Have you ever wondered what a date was thinking when he said or did something not expected? I have. With various guys.
- My date said, “I hate to leave. I really wish I could stay with you longer.” Then he sent a “Have a nice life” email a day later.
- He flirted with me online, wanting to take me to lunch, even knowing we had a friend in common and she would, no doubt, tell me he was married.
- We hadn’t talked in months, yet he thought he could pick up where he’d left off with me.
- After sleeping over once, he said he’d like some drawer and closet space to leave a few things for next time.
- On a second encounter, I’d invited him over for coffee after a nearby evening meeting he attended. He brought his shaving kit, with the assumption he’d be staying over.
- After a nice coffee together, my date didn’t walk me to my car.
I’ve frequently heard myself ask, “What was he thinking?” when some behavior didn’t match my expectation of normal. It’s easy to get judgmental about behaviors that are different than you think are proper.
A marriage counselor taught me a different approach years ago. While I admit I don’t engage in this inquiry 100%, I use it more than I used to.
The approach is to be “in wonder” about the behavior.
So instead of making him wrong for getting too chummy too fast, be curious. “I wonder what would make him think it was okay to put his hand on my knee within the first 10 minutes of our meeting?” When you engage in such questioning, you explore options, rather than making assumptions. Ideally, if you are close enough and can ask without sounding judgmental or irritated, get his take on the situation.
When my ex and I would engage in being “in wonder,” we typically saw that our assumptions were wrong. When I thought he purposefully blew off my requests, the truth was he’d forget I’d asked if it wasn’t written down. So instead of being affronted, I could help him manage his memory loss by making sure requests were in writing. When he felt I was rude for interrupting him when telling me a story, by being in wonder he learned that I thought he was done sharing, so I jumped in. We worked on a signal to show he was done expressing a thought.
I know it can be hard to discuss things like this when with a new guy.

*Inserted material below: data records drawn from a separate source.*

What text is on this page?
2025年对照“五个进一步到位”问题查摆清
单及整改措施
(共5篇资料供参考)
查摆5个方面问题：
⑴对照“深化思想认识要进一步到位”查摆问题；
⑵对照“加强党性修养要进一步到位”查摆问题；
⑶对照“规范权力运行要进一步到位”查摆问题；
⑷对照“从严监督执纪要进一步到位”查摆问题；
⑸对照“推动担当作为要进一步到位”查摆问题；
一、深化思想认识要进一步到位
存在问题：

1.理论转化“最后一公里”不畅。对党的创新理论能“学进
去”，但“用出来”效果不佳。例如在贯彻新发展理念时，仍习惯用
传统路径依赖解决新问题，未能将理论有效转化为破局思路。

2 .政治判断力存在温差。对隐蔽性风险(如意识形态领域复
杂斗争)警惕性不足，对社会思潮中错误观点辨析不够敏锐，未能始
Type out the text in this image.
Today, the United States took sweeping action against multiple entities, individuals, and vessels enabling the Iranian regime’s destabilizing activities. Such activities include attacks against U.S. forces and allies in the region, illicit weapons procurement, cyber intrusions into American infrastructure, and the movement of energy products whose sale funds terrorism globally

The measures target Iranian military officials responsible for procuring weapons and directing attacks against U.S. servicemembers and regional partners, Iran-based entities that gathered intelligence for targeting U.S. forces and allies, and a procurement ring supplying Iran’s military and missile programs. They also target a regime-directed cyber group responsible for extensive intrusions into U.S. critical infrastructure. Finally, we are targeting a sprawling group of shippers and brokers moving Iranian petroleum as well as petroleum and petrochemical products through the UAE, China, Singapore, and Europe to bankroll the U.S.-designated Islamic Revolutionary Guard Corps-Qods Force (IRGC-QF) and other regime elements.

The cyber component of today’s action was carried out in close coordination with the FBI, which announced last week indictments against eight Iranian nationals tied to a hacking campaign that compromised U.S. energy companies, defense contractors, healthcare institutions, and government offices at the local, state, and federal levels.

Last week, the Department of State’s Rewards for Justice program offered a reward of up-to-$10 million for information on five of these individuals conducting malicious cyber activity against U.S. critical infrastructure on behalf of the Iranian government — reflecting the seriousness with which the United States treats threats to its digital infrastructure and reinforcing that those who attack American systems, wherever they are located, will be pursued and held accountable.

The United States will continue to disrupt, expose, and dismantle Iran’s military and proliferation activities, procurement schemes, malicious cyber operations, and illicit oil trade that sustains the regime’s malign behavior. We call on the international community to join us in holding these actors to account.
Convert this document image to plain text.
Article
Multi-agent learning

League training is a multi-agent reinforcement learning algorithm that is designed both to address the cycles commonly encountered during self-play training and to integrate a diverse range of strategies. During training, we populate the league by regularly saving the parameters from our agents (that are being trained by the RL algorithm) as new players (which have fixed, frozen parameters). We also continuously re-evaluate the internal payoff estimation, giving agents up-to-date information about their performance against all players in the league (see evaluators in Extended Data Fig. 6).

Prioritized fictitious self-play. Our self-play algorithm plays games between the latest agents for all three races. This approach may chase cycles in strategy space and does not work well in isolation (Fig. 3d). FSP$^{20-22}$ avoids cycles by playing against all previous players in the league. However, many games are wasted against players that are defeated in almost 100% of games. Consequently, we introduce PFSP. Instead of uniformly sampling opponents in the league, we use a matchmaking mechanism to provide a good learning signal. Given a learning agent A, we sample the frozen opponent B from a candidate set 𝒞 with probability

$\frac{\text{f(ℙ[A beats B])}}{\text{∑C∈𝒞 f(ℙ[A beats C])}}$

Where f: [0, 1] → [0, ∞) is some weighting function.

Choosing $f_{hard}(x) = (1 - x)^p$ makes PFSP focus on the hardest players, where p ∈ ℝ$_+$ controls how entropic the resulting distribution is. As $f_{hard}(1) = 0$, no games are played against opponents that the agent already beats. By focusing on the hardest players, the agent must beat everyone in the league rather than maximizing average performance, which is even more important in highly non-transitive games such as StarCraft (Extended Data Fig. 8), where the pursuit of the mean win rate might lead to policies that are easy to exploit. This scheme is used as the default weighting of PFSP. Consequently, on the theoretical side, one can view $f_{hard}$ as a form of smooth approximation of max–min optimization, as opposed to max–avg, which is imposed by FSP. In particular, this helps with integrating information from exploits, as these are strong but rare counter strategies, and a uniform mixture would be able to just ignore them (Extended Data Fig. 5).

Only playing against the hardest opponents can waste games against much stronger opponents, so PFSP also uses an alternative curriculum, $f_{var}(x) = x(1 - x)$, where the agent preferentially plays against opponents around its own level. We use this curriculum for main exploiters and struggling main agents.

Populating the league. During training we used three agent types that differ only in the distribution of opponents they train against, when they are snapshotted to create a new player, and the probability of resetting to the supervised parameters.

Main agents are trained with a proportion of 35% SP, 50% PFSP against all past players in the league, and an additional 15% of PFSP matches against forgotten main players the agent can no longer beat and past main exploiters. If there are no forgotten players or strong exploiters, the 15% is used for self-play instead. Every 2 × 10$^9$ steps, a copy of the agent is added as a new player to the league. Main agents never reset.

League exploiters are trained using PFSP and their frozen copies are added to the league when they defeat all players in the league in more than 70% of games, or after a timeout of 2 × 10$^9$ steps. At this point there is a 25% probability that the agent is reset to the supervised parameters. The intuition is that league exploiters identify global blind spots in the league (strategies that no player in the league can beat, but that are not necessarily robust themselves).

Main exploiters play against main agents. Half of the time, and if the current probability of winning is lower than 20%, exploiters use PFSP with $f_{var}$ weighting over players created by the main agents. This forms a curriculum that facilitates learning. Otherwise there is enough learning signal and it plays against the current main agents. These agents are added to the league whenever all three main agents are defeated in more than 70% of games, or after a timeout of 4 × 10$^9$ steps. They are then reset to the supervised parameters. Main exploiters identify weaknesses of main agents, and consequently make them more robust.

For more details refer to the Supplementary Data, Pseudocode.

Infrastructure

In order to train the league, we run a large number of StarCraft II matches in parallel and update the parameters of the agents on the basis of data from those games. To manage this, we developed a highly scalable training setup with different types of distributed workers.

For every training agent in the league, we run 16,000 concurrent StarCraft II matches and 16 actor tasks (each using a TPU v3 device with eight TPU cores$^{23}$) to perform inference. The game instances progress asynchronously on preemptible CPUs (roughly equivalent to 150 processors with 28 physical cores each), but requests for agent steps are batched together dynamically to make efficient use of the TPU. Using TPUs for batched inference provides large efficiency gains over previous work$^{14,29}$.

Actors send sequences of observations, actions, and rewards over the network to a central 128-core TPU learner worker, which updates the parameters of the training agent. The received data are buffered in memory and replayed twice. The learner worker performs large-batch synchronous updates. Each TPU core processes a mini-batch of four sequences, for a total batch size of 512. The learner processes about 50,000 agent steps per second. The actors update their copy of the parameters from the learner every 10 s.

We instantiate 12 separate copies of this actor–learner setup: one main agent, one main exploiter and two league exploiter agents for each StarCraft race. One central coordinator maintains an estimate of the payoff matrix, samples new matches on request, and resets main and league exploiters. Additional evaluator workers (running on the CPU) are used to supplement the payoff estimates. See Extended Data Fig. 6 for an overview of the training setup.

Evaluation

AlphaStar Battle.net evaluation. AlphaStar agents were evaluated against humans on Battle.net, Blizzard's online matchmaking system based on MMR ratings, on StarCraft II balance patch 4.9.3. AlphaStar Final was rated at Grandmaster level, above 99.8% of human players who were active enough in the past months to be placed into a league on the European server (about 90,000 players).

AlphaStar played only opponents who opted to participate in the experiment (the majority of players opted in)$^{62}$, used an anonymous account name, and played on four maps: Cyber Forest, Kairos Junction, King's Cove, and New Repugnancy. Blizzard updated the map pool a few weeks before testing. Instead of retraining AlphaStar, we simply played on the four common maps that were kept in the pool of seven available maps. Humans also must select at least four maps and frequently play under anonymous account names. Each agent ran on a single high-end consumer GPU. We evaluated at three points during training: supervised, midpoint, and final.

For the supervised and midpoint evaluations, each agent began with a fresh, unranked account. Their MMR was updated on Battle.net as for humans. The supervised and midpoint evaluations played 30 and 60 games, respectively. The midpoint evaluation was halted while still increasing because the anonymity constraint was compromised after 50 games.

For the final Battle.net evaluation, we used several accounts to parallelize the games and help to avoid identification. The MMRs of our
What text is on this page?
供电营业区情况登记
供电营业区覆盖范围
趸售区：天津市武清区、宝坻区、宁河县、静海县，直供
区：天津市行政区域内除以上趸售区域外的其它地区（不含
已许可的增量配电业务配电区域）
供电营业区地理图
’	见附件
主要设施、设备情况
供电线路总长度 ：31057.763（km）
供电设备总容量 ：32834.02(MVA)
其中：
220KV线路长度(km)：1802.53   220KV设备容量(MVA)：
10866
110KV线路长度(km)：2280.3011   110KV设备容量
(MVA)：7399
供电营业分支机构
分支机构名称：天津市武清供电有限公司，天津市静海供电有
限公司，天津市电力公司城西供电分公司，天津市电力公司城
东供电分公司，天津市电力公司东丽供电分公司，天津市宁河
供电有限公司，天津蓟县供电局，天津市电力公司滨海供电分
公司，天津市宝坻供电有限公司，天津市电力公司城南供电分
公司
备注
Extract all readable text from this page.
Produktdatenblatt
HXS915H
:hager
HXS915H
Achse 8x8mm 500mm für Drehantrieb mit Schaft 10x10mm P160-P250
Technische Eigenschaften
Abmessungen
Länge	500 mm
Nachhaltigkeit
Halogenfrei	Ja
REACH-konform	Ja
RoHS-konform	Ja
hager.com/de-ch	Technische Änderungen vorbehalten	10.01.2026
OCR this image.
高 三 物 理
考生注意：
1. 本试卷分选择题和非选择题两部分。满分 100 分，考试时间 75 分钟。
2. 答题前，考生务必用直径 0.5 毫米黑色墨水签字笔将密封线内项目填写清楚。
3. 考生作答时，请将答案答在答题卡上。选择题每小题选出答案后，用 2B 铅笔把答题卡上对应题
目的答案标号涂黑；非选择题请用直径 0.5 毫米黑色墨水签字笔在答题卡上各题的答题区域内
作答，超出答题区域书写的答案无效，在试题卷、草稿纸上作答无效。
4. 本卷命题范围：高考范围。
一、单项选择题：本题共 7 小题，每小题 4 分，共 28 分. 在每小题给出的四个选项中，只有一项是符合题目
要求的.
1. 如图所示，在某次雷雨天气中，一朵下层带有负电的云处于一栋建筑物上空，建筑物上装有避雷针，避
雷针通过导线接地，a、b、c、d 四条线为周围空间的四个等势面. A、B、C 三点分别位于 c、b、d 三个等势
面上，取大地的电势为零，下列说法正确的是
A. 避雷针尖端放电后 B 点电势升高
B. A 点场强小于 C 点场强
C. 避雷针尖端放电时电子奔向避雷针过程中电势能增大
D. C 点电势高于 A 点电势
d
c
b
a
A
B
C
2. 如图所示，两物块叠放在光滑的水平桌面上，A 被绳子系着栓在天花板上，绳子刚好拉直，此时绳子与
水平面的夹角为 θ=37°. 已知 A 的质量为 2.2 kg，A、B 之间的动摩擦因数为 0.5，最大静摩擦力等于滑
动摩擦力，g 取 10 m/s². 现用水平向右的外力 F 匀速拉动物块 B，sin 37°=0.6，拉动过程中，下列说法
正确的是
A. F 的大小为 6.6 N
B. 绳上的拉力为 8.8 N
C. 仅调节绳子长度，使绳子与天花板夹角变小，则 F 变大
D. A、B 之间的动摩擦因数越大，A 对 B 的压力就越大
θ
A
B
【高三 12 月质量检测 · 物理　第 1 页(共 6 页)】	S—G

However, that doesn’t prevent your from exercising your “wonder” muscle. You can still be curious about any bothersome behavior and think of possible other interpretations, rather than a judgmental one.
So instead of thinking the guy who didn’t want to leave was lying, by being in wonder I could see that another alternative was he felt that way in the moment, but then changed his mind upon a day’s reflection.
See if you can think of some recent date’s curious behavior and share how you can be “in wonder” about it if you’d been judgmental.